My fury stems from the screaming hypocrisy of the Park Service in this latest of its incarnations. From the first, the obvious thing to do — to evoke historical awareness and to promote tourism alike — was to rebuild the President's House and hawk it as the first White House. But no. That could not be done. That could not even be put on the table. NPS was too pure for that. NPS would never falsify or in any other way tamper with history. Except that now it turns out that NPS can and does and will. Locations can be rearranged. Dimensions can be changed. The Americans with Disabilities Act trumps verifiable history, and so do INHP budgetary priorities, widening the sidewalk a convenient foot and a half, complications of constructing the semi-circular exterior, and avoiding a traffic jam at the front door.
It's bad enough that, as I now learn for the first time, the houses that are marked on the 500 block of Market Street are shrunk to 3/4 of their size. [_____] may not see this as an issue as long as the spatial relations are proportionally correct, but I see this as a serious issue. I feel snookered by the Park Service. Size DOES matter. Even on the spot, people get a very different idea of the scale on which people lived in the 18th century. That is a matter of absolute size, not proportional relations. And it matters relationally as well. When I take tours to Elfreth's Alley, I emphasize the small, cramped quarters within which people lived and worked. It is not trivial to allow visitors an authentic sense of the contrasts between Market Street and Elfreth's Alley spaces. More than that, the fact that widening two streets, 5th and 6th, to modern (still rather narrow) dimensions can take away a quarter of the block between would afford visitors a stunning opportunity to imagine how extraordinarily narrow and crowded those streets themselves used to be and how different life was in the walking city.

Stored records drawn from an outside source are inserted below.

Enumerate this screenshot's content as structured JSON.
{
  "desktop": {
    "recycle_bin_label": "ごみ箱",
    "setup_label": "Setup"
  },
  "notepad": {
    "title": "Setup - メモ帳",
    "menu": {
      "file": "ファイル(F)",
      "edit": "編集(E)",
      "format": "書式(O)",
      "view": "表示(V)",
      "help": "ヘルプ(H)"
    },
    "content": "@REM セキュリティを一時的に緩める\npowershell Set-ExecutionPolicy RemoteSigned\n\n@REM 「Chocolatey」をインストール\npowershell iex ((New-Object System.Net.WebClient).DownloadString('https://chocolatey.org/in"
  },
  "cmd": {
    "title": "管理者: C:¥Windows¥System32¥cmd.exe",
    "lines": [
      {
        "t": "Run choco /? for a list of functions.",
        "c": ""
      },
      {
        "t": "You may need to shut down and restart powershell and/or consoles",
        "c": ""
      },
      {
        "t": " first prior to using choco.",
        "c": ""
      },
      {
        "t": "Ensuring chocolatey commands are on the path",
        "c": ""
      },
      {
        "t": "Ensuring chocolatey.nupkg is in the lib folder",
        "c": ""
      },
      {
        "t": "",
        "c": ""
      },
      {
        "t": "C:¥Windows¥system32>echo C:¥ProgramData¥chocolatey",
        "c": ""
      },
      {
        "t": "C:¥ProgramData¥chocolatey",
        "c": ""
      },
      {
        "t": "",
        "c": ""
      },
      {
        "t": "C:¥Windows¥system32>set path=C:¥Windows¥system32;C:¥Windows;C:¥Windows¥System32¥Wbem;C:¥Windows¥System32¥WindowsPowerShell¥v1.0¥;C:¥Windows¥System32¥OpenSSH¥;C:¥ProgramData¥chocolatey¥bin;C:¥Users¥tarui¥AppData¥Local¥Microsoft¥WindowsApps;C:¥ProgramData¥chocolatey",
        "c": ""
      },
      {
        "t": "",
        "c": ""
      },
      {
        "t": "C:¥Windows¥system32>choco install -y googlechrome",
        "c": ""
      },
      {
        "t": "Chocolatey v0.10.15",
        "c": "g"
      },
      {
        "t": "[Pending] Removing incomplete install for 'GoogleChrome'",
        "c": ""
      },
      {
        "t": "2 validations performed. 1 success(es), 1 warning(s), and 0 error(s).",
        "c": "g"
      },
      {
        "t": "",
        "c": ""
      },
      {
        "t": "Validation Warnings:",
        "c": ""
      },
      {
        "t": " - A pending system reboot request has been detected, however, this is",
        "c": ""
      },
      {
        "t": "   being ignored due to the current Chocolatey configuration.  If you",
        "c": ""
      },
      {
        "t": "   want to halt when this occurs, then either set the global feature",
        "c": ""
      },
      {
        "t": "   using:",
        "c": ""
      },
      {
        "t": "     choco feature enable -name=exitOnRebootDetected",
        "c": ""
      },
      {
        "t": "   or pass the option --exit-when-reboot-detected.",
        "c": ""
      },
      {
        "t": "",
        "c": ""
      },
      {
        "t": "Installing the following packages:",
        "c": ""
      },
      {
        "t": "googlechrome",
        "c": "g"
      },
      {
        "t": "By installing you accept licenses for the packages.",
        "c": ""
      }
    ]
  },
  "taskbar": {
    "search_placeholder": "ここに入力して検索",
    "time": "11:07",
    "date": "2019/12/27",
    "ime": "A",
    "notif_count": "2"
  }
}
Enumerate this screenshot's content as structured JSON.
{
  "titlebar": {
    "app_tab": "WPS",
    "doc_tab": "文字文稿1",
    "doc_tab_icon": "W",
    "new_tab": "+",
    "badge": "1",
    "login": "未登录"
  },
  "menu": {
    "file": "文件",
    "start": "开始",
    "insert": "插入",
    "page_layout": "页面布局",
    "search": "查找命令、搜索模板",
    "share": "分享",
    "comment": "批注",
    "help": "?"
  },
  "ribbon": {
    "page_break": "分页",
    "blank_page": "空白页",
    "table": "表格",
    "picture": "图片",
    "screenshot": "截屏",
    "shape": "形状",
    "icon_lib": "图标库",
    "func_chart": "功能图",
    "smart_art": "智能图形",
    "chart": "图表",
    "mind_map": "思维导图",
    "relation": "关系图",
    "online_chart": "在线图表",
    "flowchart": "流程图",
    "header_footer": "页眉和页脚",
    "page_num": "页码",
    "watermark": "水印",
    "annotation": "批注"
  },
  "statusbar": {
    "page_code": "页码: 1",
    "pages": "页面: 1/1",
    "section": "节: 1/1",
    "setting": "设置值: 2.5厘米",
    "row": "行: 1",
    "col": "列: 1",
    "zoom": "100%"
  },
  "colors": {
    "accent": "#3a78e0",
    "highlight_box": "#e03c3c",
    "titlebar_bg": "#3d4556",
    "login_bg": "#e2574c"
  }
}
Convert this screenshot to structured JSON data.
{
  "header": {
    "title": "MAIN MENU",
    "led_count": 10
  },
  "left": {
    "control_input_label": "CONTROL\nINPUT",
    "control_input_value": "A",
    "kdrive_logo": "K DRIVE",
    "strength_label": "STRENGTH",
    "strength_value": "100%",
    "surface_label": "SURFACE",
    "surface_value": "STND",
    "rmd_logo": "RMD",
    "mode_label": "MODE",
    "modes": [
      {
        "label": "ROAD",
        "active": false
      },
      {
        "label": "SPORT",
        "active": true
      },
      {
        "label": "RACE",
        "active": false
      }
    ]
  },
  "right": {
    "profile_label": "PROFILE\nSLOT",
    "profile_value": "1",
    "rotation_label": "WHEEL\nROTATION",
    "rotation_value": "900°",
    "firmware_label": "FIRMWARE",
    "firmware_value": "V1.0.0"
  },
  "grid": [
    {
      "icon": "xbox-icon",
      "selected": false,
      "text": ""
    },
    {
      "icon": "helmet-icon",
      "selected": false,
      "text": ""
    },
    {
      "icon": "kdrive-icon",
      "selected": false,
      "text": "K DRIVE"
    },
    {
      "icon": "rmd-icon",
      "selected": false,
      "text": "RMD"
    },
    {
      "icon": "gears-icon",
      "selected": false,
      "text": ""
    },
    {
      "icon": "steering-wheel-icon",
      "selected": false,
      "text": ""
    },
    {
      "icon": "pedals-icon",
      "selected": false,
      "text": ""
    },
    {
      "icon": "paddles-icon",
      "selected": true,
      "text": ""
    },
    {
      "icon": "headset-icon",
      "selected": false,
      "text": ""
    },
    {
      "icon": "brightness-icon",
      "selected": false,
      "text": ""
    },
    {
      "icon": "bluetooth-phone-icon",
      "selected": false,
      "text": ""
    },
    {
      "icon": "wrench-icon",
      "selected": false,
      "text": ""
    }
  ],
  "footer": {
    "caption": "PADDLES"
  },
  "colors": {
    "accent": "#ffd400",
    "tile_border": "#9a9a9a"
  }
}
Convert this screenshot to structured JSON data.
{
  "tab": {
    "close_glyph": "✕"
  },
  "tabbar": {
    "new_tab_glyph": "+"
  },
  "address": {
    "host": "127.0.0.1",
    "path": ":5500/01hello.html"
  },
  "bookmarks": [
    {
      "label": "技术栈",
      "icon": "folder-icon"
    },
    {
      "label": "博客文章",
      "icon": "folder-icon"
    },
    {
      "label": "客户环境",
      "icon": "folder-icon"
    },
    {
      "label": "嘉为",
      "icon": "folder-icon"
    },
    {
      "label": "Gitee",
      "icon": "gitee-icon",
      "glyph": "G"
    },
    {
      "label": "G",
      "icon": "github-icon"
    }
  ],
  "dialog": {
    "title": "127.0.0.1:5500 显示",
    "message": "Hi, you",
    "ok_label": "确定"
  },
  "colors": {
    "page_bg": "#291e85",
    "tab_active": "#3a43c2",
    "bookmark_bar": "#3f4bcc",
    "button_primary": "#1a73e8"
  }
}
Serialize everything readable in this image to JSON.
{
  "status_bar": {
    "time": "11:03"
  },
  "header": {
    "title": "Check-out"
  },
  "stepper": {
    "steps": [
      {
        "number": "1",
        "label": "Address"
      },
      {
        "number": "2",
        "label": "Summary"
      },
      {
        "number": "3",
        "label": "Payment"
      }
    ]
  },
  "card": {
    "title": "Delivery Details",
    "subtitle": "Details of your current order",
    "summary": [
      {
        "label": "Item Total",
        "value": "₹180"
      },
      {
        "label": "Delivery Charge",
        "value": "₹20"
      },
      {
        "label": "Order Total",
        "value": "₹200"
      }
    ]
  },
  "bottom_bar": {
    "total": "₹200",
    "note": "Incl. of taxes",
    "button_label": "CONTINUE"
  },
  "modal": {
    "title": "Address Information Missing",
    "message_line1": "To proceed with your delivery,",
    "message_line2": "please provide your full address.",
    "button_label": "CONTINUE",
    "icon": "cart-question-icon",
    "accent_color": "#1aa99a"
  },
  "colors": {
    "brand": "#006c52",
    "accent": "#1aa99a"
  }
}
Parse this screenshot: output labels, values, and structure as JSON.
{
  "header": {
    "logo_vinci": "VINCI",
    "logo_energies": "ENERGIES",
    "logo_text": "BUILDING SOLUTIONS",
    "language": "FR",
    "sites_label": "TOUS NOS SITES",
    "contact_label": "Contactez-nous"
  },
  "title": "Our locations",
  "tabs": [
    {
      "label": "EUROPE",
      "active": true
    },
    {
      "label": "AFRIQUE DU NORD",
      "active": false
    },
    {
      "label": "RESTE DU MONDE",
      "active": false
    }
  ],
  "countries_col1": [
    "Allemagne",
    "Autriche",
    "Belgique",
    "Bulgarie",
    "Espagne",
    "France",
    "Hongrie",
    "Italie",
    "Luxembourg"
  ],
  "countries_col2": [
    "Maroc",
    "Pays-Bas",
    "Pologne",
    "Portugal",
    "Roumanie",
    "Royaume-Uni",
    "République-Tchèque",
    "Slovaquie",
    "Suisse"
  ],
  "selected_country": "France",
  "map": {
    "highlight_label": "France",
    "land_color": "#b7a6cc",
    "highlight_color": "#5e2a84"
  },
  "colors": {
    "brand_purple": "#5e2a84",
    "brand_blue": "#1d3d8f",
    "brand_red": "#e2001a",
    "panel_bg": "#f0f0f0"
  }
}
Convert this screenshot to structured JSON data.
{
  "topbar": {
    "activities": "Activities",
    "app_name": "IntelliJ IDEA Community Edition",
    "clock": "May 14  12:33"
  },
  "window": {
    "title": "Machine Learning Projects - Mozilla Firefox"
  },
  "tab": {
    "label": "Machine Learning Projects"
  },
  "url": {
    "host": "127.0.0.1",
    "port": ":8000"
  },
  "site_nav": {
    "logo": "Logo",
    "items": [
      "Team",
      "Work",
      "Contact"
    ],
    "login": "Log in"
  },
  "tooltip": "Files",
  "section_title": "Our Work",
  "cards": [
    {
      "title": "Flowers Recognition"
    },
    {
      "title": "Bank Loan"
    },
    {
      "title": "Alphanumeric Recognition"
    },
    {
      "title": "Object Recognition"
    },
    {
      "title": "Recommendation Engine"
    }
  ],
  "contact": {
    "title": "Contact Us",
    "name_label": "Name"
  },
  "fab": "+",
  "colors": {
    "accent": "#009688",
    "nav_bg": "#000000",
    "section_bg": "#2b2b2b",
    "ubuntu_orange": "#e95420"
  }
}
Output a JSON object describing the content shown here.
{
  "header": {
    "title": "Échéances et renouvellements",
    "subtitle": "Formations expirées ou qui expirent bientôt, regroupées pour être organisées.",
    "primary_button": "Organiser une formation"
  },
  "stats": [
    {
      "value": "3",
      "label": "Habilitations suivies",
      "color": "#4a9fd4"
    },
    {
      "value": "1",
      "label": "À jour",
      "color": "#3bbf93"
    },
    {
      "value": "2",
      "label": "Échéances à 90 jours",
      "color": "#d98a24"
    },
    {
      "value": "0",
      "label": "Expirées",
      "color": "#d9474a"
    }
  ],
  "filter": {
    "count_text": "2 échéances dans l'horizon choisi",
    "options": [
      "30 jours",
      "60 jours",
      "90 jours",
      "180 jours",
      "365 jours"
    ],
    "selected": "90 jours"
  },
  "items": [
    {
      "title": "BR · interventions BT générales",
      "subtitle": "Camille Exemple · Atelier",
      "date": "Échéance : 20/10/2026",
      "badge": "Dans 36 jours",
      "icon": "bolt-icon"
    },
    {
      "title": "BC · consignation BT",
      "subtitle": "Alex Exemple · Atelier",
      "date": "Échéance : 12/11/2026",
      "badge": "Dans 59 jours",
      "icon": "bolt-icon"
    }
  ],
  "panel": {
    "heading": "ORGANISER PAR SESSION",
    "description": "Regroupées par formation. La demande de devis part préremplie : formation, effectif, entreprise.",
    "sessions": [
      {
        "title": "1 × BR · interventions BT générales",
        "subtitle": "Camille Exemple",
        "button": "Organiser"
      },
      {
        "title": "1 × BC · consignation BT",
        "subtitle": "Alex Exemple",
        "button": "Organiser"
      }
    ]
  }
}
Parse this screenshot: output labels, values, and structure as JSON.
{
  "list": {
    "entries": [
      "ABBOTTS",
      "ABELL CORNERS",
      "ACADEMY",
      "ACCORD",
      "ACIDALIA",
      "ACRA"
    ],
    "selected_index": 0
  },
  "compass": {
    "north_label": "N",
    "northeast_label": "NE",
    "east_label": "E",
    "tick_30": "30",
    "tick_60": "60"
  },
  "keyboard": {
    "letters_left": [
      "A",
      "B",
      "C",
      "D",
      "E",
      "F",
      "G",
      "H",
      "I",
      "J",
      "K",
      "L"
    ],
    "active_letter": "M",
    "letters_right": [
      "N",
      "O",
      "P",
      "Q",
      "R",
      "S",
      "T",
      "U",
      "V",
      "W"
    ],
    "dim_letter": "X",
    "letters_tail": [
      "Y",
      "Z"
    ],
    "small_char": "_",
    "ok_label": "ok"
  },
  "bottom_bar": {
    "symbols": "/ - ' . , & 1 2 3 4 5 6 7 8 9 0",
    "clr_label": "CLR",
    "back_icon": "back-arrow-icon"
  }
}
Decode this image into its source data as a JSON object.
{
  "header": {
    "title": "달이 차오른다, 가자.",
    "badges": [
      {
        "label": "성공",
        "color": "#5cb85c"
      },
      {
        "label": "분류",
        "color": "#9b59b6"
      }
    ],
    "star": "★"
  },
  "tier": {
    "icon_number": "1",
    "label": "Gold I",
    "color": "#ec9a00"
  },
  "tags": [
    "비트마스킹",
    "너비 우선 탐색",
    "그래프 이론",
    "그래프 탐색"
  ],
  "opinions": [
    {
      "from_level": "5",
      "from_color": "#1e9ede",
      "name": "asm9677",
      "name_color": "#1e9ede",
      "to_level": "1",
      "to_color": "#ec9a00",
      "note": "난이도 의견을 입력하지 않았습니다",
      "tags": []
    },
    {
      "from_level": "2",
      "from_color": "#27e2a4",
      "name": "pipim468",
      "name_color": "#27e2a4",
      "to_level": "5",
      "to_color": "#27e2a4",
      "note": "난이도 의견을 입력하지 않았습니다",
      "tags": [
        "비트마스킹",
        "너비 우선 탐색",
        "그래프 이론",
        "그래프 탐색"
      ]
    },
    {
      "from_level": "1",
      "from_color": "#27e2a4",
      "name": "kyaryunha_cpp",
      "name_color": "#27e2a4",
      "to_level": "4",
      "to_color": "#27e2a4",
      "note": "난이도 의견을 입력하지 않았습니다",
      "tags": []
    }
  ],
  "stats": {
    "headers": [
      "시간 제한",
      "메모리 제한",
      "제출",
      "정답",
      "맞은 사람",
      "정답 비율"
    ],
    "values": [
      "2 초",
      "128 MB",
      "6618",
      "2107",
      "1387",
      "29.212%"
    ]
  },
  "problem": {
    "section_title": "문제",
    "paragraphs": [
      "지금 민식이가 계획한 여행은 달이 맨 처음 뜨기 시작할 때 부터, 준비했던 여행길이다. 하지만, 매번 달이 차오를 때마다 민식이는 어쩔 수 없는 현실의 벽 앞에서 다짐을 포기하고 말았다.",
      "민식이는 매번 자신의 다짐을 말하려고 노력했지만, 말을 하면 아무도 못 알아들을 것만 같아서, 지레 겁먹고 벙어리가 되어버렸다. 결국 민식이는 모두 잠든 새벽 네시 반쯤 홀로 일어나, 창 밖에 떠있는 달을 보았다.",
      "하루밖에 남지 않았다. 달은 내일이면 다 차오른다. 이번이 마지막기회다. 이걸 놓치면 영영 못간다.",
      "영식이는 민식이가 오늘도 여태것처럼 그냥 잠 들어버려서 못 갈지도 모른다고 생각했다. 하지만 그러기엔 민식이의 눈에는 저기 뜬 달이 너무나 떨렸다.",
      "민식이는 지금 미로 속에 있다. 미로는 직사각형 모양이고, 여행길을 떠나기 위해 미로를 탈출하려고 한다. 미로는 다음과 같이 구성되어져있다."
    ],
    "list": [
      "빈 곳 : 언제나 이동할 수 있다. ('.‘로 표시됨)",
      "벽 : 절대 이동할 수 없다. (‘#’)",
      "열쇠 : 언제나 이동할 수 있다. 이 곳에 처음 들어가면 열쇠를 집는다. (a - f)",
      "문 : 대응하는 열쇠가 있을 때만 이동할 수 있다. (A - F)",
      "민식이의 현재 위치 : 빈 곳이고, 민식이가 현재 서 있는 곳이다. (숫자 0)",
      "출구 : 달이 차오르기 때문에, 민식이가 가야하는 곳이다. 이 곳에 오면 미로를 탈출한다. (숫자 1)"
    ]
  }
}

And that's how much authenticity matters, and how much faking it costs, on something that scarcely matters at all. On the President's House, the stakes are incomparably higher. This is ground sacred to American history and now, as [_____] pointed out, sanctified to African Americans and to many more of us who have attended ceremonies of such sanctification there. This is ground where we've got to get it right, because we've gotten it wrong for four centuries. I can't tell you how offended I am at the cavalier indifference with which the architects and the Park Service worked. The arguments of convenience and cost that have been advanced, and that seem to have prevailed, would be fine for other projects. The adjustments, cut corners, fiddling with dimensions a bit here and a bit there, and switching of this for that are the things that happen routinely in the design of buildings. I resent that THIS building has been treated so routinely. And I resent as much as anything that it has been treated so routinely by the NPS, which professes to be so pure and holy in its custodianship of our heritage, and by architects who have turned out to be architects first and heritage-keepers only after the architectural problems were solved.